聞けば聞くほど、辻褄の合わない内容に困惑している。
そこに授業が終わった半助がやってきた。
「乱太郎のお母さん!」
「土井先生!」
「これ、大変なことになっとるぞ」
伝蔵の言葉のあと、乱太郎の母は三つ指立てて半助に頭を下げた。
「土井先生、おめでとうございます」
「は?何もめでたいことはないですが」
「何言ってるんです!空ちゃんをお嫁さんにもらっておいて」
「はい!?」
半助は一瞬目がテンになった後、忽ち真っ赤になる。
確かに実現すれば、その嬉しさは天にも昇るだろう。
だが、身に覚えのない話にやがて怪訝さの方が上回った。
「乱太郎のお母さん、一体どういうことですか!?」
半助が詰め寄ると、乱太郎の母は詳細を語り出した。
その話によれば、乱太郎の母が親戚の家の帰りに町に寄り、ついでに半助の家を訪ねようとした。

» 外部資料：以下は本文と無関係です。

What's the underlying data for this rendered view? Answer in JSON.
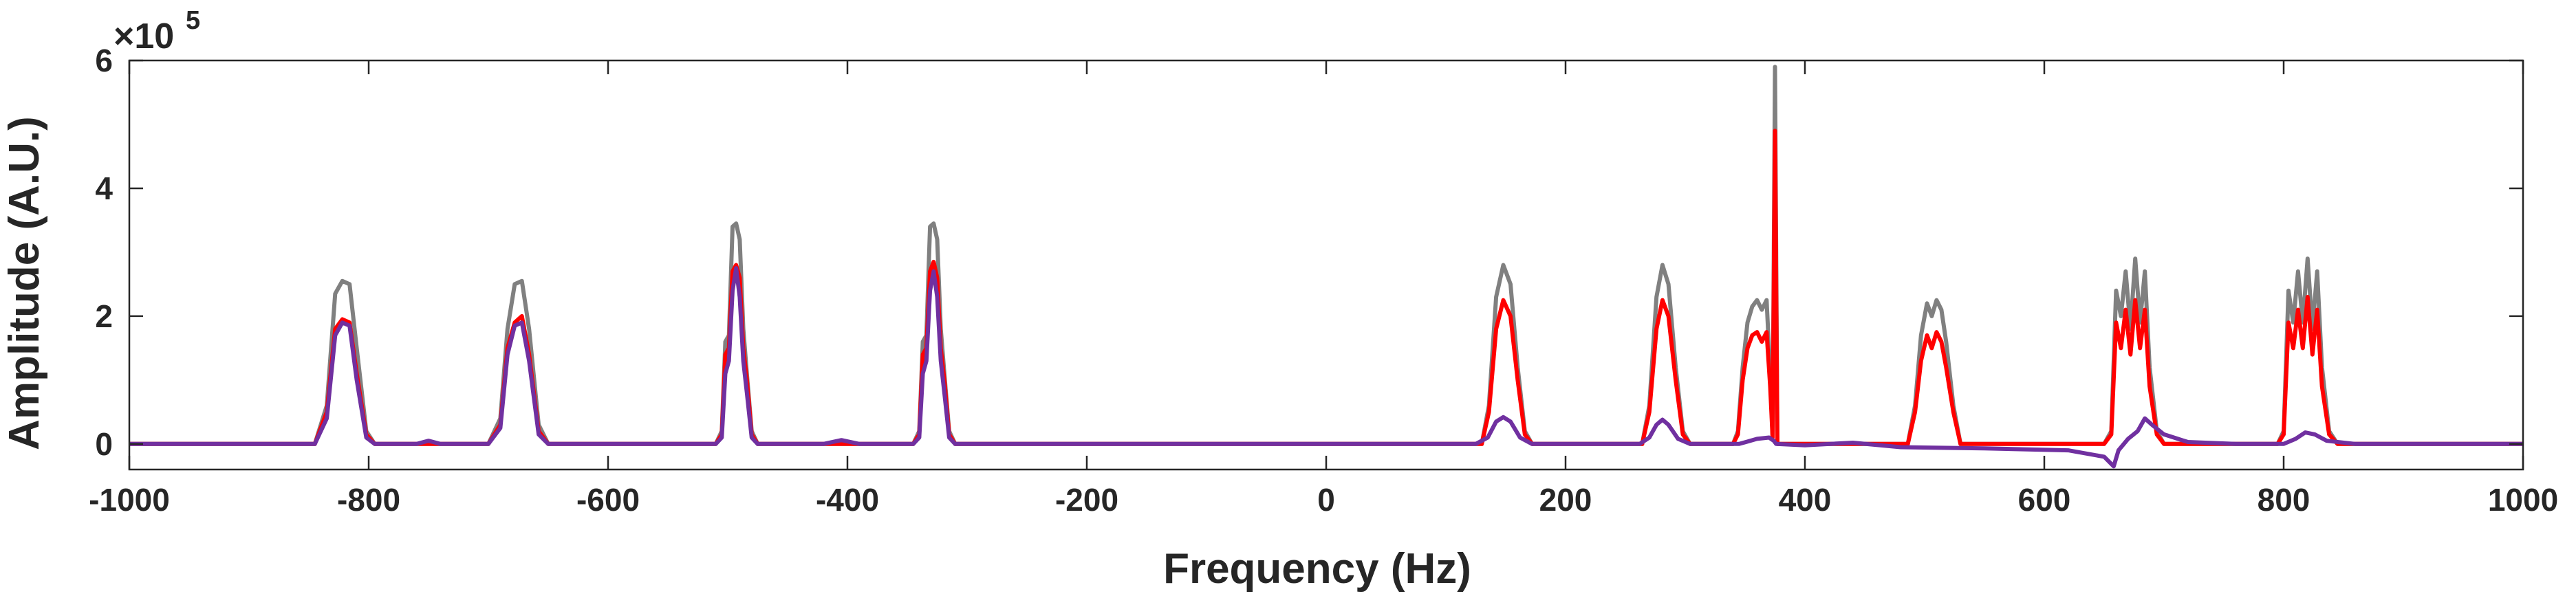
{
  "chart_data": {
    "type": "line",
    "xlabel": "Frequency (Hz)",
    "ylabel": "Amplitude (A.U.)",
    "xlim": [
      -1000,
      1000
    ],
    "ylim": [
      -40000,
      600000
    ],
    "y_exponent": {
      "base": "×10",
      "power": "5"
    },
    "x_ticks": [
      -1000,
      -800,
      -600,
      -400,
      -200,
      0,
      200,
      400,
      600,
      800,
      1000
    ],
    "x_tick_labels": [
      "-1000",
      "-800",
      "-600",
      "-400",
      "-200",
      "0",
      "200",
      "400",
      "600",
      "800",
      "1000"
    ],
    "y_ticks": [
      0,
      200000,
      400000,
      600000
    ],
    "y_tick_labels": [
      "0",
      "2",
      "4",
      "6"
    ],
    "grid": false,
    "series": [
      {
        "color": "#808080",
        "points": [
          [
            -1000,
            0
          ],
          [
            -845,
            0
          ],
          [
            -835,
            60000
          ],
          [
            -828,
            235000
          ],
          [
            -822,
            255000
          ],
          [
            -816,
            250000
          ],
          [
            -810,
            150000
          ],
          [
            -802,
            20000
          ],
          [
            -795,
            0
          ],
          [
            -700,
            0
          ],
          [
            -690,
            40000
          ],
          [
            -684,
            180000
          ],
          [
            -678,
            250000
          ],
          [
            -672,
            255000
          ],
          [
            -666,
            180000
          ],
          [
            -658,
            30000
          ],
          [
            -650,
            0
          ],
          [
            -510,
            0
          ],
          [
            -505,
            20000
          ],
          [
            -502,
            160000
          ],
          [
            -499,
            170000
          ],
          [
            -496,
            340000
          ],
          [
            -493,
            345000
          ],
          [
            -490,
            320000
          ],
          [
            -487,
            180000
          ],
          [
            -484,
            110000
          ],
          [
            -480,
            20000
          ],
          [
            -475,
            0
          ],
          [
            -345,
            0
          ],
          [
            -340,
            20000
          ],
          [
            -337,
            160000
          ],
          [
            -334,
            170000
          ],
          [
            -331,
            340000
          ],
          [
            -328,
            345000
          ],
          [
            -325,
            320000
          ],
          [
            -322,
            180000
          ],
          [
            -319,
            110000
          ],
          [
            -315,
            20000
          ],
          [
            -310,
            0
          ],
          [
            130,
            0
          ],
          [
            136,
            60000
          ],
          [
            142,
            230000
          ],
          [
            148,
            280000
          ],
          [
            154,
            250000
          ],
          [
            160,
            120000
          ],
          [
            166,
            20000
          ],
          [
            172,
            0
          ],
          [
            264,
            0
          ],
          [
            270,
            60000
          ],
          [
            276,
            230000
          ],
          [
            281,
            280000
          ],
          [
            286,
            250000
          ],
          [
            292,
            120000
          ],
          [
            298,
            20000
          ],
          [
            304,
            0
          ],
          [
            340,
            0
          ],
          [
            344,
            20000
          ],
          [
            348,
            120000
          ],
          [
            352,
            190000
          ],
          [
            356,
            215000
          ],
          [
            360,
            225000
          ],
          [
            364,
            210000
          ],
          [
            368,
            225000
          ],
          [
            371,
            110000
          ],
          [
            373,
            10000
          ],
          [
            375,
            590000
          ],
          [
            377,
            0
          ],
          [
            486,
            0
          ],
          [
            492,
            60000
          ],
          [
            497,
            170000
          ],
          [
            502,
            220000
          ],
          [
            506,
            200000
          ],
          [
            510,
            225000
          ],
          [
            514,
            210000
          ],
          [
            518,
            160000
          ],
          [
            524,
            60000
          ],
          [
            530,
            0
          ],
          [
            650,
            0
          ],
          [
            656,
            20000
          ],
          [
            660,
            240000
          ],
          [
            664,
            200000
          ],
          [
            668,
            270000
          ],
          [
            672,
            180000
          ],
          [
            676,
            290000
          ],
          [
            680,
            190000
          ],
          [
            684,
            270000
          ],
          [
            688,
            120000
          ],
          [
            694,
            20000
          ],
          [
            700,
            0
          ],
          [
            795,
            0
          ],
          [
            800,
            20000
          ],
          [
            804,
            240000
          ],
          [
            808,
            190000
          ],
          [
            812,
            270000
          ],
          [
            816,
            190000
          ],
          [
            820,
            290000
          ],
          [
            824,
            180000
          ],
          [
            828,
            270000
          ],
          [
            832,
            120000
          ],
          [
            838,
            20000
          ],
          [
            845,
            0
          ],
          [
            1000,
            0
          ]
        ]
      },
      {
        "color": "#ff0000",
        "points": [
          [
            -1000,
            0
          ],
          [
            -845,
            0
          ],
          [
            -835,
            50000
          ],
          [
            -828,
            180000
          ],
          [
            -822,
            195000
          ],
          [
            -816,
            190000
          ],
          [
            -810,
            110000
          ],
          [
            -802,
            15000
          ],
          [
            -795,
            0
          ],
          [
            -700,
            0
          ],
          [
            -690,
            30000
          ],
          [
            -684,
            150000
          ],
          [
            -678,
            190000
          ],
          [
            -672,
            200000
          ],
          [
            -666,
            140000
          ],
          [
            -658,
            20000
          ],
          [
            -650,
            0
          ],
          [
            -510,
            0
          ],
          [
            -505,
            15000
          ],
          [
            -502,
            140000
          ],
          [
            -499,
            150000
          ],
          [
            -496,
            270000
          ],
          [
            -493,
            280000
          ],
          [
            -490,
            260000
          ],
          [
            -487,
            150000
          ],
          [
            -484,
            100000
          ],
          [
            -480,
            15000
          ],
          [
            -475,
            0
          ],
          [
            -345,
            0
          ],
          [
            -340,
            15000
          ],
          [
            -337,
            140000
          ],
          [
            -334,
            150000
          ],
          [
            -331,
            270000
          ],
          [
            -328,
            285000
          ],
          [
            -325,
            260000
          ],
          [
            -322,
            150000
          ],
          [
            -319,
            100000
          ],
          [
            -315,
            15000
          ],
          [
            -310,
            0
          ],
          [
            130,
            0
          ],
          [
            136,
            50000
          ],
          [
            142,
            180000
          ],
          [
            148,
            225000
          ],
          [
            154,
            200000
          ],
          [
            160,
            100000
          ],
          [
            166,
            15000
          ],
          [
            172,
            0
          ],
          [
            264,
            0
          ],
          [
            270,
            50000
          ],
          [
            276,
            180000
          ],
          [
            281,
            225000
          ],
          [
            286,
            200000
          ],
          [
            292,
            100000
          ],
          [
            298,
            15000
          ],
          [
            304,
            0
          ],
          [
            340,
            0
          ],
          [
            344,
            15000
          ],
          [
            348,
            100000
          ],
          [
            352,
            150000
          ],
          [
            356,
            170000
          ],
          [
            360,
            175000
          ],
          [
            364,
            160000
          ],
          [
            368,
            175000
          ],
          [
            371,
            90000
          ],
          [
            373,
            10000
          ],
          [
            375,
            490000
          ],
          [
            377,
            0
          ],
          [
            486,
            0
          ],
          [
            492,
            50000
          ],
          [
            497,
            130000
          ],
          [
            502,
            170000
          ],
          [
            506,
            150000
          ],
          [
            510,
            175000
          ],
          [
            514,
            160000
          ],
          [
            518,
            120000
          ],
          [
            524,
            50000
          ],
          [
            530,
            0
          ],
          [
            650,
            0
          ],
          [
            656,
            15000
          ],
          [
            660,
            190000
          ],
          [
            664,
            150000
          ],
          [
            668,
            210000
          ],
          [
            672,
            140000
          ],
          [
            676,
            225000
          ],
          [
            680,
            150000
          ],
          [
            684,
            210000
          ],
          [
            688,
            90000
          ],
          [
            694,
            15000
          ],
          [
            700,
            0
          ],
          [
            795,
            0
          ],
          [
            800,
            15000
          ],
          [
            804,
            190000
          ],
          [
            808,
            150000
          ],
          [
            812,
            210000
          ],
          [
            816,
            150000
          ],
          [
            820,
            230000
          ],
          [
            824,
            140000
          ],
          [
            828,
            210000
          ],
          [
            832,
            90000
          ],
          [
            838,
            15000
          ],
          [
            845,
            0
          ],
          [
            1000,
            0
          ]
        ]
      },
      {
        "color": "#7030a0",
        "points": [
          [
            -1000,
            0
          ],
          [
            -845,
            0
          ],
          [
            -835,
            40000
          ],
          [
            -828,
            170000
          ],
          [
            -822,
            190000
          ],
          [
            -816,
            185000
          ],
          [
            -810,
            100000
          ],
          [
            -802,
            10000
          ],
          [
            -795,
            0
          ],
          [
            -760,
            0
          ],
          [
            -750,
            5000
          ],
          [
            -740,
            0
          ],
          [
            -700,
            0
          ],
          [
            -690,
            25000
          ],
          [
            -684,
            140000
          ],
          [
            -678,
            185000
          ],
          [
            -672,
            190000
          ],
          [
            -666,
            130000
          ],
          [
            -658,
            15000
          ],
          [
            -650,
            0
          ],
          [
            -510,
            0
          ],
          [
            -505,
            10000
          ],
          [
            -502,
            110000
          ],
          [
            -499,
            130000
          ],
          [
            -496,
            240000
          ],
          [
            -493,
            275000
          ],
          [
            -490,
            230000
          ],
          [
            -487,
            130000
          ],
          [
            -484,
            80000
          ],
          [
            -480,
            10000
          ],
          [
            -475,
            0
          ],
          [
            -420,
            0
          ],
          [
            -405,
            6000
          ],
          [
            -390,
            0
          ],
          [
            -345,
            0
          ],
          [
            -340,
            10000
          ],
          [
            -337,
            110000
          ],
          [
            -334,
            130000
          ],
          [
            -331,
            240000
          ],
          [
            -328,
            270000
          ],
          [
            -325,
            230000
          ],
          [
            -322,
            130000
          ],
          [
            -319,
            80000
          ],
          [
            -315,
            10000
          ],
          [
            -310,
            0
          ],
          [
            125,
            0
          ],
          [
            135,
            10000
          ],
          [
            142,
            35000
          ],
          [
            148,
            42000
          ],
          [
            154,
            35000
          ],
          [
            162,
            10000
          ],
          [
            172,
            0
          ],
          [
            262,
            0
          ],
          [
            270,
            10000
          ],
          [
            276,
            30000
          ],
          [
            281,
            38000
          ],
          [
            286,
            30000
          ],
          [
            294,
            8000
          ],
          [
            304,
            0
          ],
          [
            345,
            0
          ],
          [
            360,
            8000
          ],
          [
            370,
            10000
          ],
          [
            374,
            5000
          ],
          [
            376,
            0
          ],
          [
            400,
            -2000
          ],
          [
            440,
            2000
          ],
          [
            480,
            -5000
          ],
          [
            550,
            -7000
          ],
          [
            620,
            -10000
          ],
          [
            650,
            -20000
          ],
          [
            658,
            -35000
          ],
          [
            662,
            -10000
          ],
          [
            670,
            8000
          ],
          [
            678,
            20000
          ],
          [
            684,
            40000
          ],
          [
            690,
            30000
          ],
          [
            700,
            15000
          ],
          [
            720,
            3000
          ],
          [
            760,
            0
          ],
          [
            800,
            0
          ],
          [
            810,
            8000
          ],
          [
            818,
            18000
          ],
          [
            826,
            15000
          ],
          [
            836,
            5000
          ],
          [
            860,
            0
          ],
          [
            1000,
            0
          ]
        ]
      }
    ]
  }
}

そしたら、何とその家に空と名乗る半助の妻がいるということを通りがかりのご近所さんから聞いた。
空は忙しそうに掃除をしていたため、乱太郎の母は声はかけることを諦めたそうな。
伝蔵が申し訳なさそうに口を挟んだ。
「あのう、乱太郎のお母さん。空君はずっとこの学園にいるんですよ……」
「そうですよ!それに怪我をして、つい最近まで学園長室に籠りっきりでした!」
半助も伝蔵に続いた。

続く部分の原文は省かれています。